Given a roundtrip $r$ and a vertex $v\in V$, we assign a roundtrip coloring $c_{r,v}:V\to\mathbb{N}$ of $G$, starting at $v$ in the following manner. 


*

*$c_{r,v}(v) = 1$;

*since $r$ is surjective, $v$ appears somewhere on $r$, so take the next point, $v^*$ and if $c_{r,v}(v^*)$ has not been defined yet (which it hasn't in the first iteration), assign to it the smallest positive integer $m$ such that none of those neighbors of $v^*$ that already have been assigned a color, have color $m$;

*Repeat Step 2 until all points have been assigned a color.

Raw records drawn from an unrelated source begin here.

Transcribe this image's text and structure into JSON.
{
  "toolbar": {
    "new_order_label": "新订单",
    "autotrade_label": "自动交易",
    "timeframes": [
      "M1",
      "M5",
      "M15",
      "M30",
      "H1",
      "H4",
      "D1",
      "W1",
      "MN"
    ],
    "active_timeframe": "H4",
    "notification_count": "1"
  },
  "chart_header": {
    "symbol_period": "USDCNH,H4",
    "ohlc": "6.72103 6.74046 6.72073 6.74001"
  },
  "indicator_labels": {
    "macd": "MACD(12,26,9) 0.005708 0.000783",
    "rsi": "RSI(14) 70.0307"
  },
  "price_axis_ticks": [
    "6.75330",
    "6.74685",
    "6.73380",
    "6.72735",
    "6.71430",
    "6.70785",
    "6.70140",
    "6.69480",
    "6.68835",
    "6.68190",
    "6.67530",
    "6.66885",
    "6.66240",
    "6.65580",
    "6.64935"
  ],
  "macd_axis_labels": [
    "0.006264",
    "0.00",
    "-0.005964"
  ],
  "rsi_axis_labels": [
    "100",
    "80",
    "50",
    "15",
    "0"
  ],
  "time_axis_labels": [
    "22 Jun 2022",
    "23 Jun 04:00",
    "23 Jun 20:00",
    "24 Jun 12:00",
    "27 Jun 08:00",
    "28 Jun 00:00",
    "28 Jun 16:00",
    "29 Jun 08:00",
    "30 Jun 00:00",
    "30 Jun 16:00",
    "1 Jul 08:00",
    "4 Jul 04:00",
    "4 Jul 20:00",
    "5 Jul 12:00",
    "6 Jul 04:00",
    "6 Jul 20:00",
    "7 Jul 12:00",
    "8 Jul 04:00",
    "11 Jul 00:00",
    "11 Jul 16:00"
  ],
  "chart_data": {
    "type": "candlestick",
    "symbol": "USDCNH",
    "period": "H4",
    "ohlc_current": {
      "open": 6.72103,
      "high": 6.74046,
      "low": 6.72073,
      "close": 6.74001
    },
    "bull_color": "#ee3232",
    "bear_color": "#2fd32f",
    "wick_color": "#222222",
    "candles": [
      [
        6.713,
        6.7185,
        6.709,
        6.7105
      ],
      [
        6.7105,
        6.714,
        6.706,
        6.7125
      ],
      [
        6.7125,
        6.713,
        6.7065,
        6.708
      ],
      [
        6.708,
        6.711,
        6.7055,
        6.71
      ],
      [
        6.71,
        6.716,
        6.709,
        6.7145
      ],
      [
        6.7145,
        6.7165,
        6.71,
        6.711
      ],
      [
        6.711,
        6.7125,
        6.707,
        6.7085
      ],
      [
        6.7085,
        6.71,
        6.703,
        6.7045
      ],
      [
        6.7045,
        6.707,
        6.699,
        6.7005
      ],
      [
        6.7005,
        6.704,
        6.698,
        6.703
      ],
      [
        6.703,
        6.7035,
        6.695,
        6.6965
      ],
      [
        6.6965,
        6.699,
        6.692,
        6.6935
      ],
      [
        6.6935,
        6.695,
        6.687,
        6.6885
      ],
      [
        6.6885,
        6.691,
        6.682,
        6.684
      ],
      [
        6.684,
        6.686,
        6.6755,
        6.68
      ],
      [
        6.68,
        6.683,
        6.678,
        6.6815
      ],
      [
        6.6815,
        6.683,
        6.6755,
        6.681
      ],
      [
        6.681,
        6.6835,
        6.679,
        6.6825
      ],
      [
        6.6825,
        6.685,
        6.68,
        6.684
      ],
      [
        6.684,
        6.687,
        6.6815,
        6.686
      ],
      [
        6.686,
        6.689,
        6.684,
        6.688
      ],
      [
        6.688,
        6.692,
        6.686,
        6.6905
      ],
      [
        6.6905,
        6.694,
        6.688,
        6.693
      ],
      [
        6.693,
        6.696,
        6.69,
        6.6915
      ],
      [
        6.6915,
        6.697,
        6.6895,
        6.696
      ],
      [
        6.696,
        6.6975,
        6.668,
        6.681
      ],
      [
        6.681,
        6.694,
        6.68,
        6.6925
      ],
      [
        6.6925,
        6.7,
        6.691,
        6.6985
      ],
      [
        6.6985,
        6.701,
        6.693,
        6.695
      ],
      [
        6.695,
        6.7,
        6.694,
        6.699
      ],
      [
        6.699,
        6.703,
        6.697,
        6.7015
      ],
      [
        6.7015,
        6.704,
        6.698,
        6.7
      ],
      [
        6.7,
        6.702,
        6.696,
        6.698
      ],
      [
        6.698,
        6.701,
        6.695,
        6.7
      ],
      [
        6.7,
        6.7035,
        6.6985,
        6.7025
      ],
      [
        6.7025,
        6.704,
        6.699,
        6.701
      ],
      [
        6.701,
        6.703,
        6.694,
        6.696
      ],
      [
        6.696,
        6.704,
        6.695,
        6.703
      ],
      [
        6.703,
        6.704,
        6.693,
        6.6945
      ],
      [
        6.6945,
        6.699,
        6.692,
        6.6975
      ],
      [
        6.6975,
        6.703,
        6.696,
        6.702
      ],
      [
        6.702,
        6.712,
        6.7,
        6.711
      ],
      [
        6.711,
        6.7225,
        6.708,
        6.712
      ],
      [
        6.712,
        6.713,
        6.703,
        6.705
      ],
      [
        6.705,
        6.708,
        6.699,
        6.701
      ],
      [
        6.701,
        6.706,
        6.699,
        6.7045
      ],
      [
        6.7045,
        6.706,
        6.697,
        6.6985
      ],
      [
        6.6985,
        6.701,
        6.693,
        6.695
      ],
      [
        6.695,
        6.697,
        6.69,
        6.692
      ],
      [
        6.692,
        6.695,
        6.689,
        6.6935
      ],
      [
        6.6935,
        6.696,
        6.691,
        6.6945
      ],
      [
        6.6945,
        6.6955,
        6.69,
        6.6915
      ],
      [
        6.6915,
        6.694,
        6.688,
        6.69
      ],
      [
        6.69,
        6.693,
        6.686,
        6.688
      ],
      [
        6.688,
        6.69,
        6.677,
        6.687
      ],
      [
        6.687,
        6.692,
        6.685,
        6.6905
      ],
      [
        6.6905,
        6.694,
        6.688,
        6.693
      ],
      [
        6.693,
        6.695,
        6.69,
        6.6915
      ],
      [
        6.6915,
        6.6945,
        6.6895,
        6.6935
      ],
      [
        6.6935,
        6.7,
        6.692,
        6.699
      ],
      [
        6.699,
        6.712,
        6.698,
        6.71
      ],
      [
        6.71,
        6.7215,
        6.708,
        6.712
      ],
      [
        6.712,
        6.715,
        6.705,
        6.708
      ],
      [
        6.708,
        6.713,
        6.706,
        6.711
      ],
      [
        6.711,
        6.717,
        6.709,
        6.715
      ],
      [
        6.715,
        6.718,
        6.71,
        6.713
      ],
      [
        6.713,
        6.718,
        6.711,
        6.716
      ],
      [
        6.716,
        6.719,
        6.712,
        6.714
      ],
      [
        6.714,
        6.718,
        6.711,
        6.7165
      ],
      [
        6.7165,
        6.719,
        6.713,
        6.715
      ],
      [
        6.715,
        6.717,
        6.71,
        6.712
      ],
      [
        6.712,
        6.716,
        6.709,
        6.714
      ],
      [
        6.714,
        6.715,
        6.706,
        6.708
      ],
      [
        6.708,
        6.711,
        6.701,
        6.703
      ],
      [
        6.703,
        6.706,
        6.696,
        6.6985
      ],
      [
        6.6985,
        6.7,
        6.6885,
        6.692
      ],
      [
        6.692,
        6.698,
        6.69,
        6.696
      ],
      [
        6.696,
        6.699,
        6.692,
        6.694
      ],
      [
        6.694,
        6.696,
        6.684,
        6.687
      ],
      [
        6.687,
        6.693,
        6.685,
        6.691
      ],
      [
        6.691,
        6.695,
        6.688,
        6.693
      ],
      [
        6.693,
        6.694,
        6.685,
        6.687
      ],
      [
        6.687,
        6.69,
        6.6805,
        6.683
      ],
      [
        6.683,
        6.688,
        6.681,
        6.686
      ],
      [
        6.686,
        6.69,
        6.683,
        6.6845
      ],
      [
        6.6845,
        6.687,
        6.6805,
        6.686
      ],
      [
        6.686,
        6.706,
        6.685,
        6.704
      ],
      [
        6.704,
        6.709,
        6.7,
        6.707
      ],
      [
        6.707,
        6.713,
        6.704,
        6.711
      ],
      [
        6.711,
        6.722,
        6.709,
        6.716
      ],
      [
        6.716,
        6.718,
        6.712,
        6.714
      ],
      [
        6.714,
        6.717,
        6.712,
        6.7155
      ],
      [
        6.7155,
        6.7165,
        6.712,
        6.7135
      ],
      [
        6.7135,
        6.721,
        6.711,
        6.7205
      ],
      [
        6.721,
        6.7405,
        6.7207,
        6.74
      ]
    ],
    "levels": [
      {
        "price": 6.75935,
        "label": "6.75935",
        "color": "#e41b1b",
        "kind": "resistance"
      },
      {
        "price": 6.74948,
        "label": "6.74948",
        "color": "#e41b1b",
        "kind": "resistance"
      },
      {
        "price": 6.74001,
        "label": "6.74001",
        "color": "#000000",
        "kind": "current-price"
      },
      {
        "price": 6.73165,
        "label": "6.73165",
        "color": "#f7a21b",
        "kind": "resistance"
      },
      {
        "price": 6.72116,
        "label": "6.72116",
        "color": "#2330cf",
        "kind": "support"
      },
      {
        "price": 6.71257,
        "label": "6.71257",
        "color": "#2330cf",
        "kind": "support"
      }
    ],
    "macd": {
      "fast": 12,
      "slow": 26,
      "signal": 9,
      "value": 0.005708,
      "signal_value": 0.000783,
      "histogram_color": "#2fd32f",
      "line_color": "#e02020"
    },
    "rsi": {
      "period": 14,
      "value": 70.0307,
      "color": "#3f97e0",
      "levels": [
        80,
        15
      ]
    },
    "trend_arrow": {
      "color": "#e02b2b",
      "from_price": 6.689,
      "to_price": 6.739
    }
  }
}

Set $\chi_{r,v}(G) = \max(\text{im}(c_{r,v}))$ and let $\chi_r(G) = \min\{\chi_{r,v}(G):v \in V\}$ be the roundtrip coloring number with respect to $r$.
Question. Is there a global constant $N_0\in \mathbb{N}$ such that whenever $G$ is a finite connected graph, then $\chi_r(G) \leq \chi(G)+N_0$?
 A: There are graphs with $\chi(G) = 4$ and arbitrarily large $\chi_r(G)$ (linear in the number of vertices) for a badly chosen roundtrip $r$.
A family of examples can be constructed as follows: For an even integer $n \geq 4$, consider the graph with vertex set $\{v_i,v_i',u_i,u_i'\mid 1 \leq i \leq n\}$ and edges 


*

*$v_iv_j'$ and $u_iu_j'$ for $i \neq j$,

*$v_iv_{i+1}$, $v_i'v_{i+1}'$, $u_iu_{i+1}$, and $u_i'u_{i+1}'$ for $1 \leq i < n$, and 

*$v_n'u_1$ and $u_n'v_1$.


In other words, the induced subgraph on the vertices $v_i,v_i'$ is a complete bipartite graph minus a matching plus a spanning path on both sides, and similarly for $u_i,u_i'$, and there are two additional edges connecting these two graphs. 
It is easy to see that $\chi (G_n) = 4$: Colour the path spanned by $v_i$ and $u_i'$ with colours 1 and 2 and the path spanned by $u_i$ and $v_i'$ with colours 3 and 4. Fewer colours are not possible because $G_n$ contains copies of $K_4$.
For $\chi_r(G_n)$ consider the roundtrip $r$ given by
$$
v_1, v_2, v_1', v_2', v_3, v_4, v_3', v_4',  \dots,  v_{n-1}, v_n,v_{n-1}', v_n', u_1, u_2, u_1', u_2', u_3, u_4, u_3', u_4', \dots, u_n', v_1.
$$
Without loss of generality assume that the chosen starting point $v$ is $u_i$ or $u_i'$, so the vertices $v_i$ and $v_i'$ are visited in order $v_1, v_2, v_1', v_2', v_3, v_4, v_3', v_4',  \dots,  v_{n-1}, v_n,v_{n-1}', v_n'$. It is not hard to check inductively that


*

*$v_1$ and $v_2$ are coloured with colours $\{1,2\}$ (not necessarily in that order),

*$v_i'$ receives the same colour as $v_i$,

*for $i \geq 3$, the colour of $v_i$ (and thus also $v_i'$) is $i$.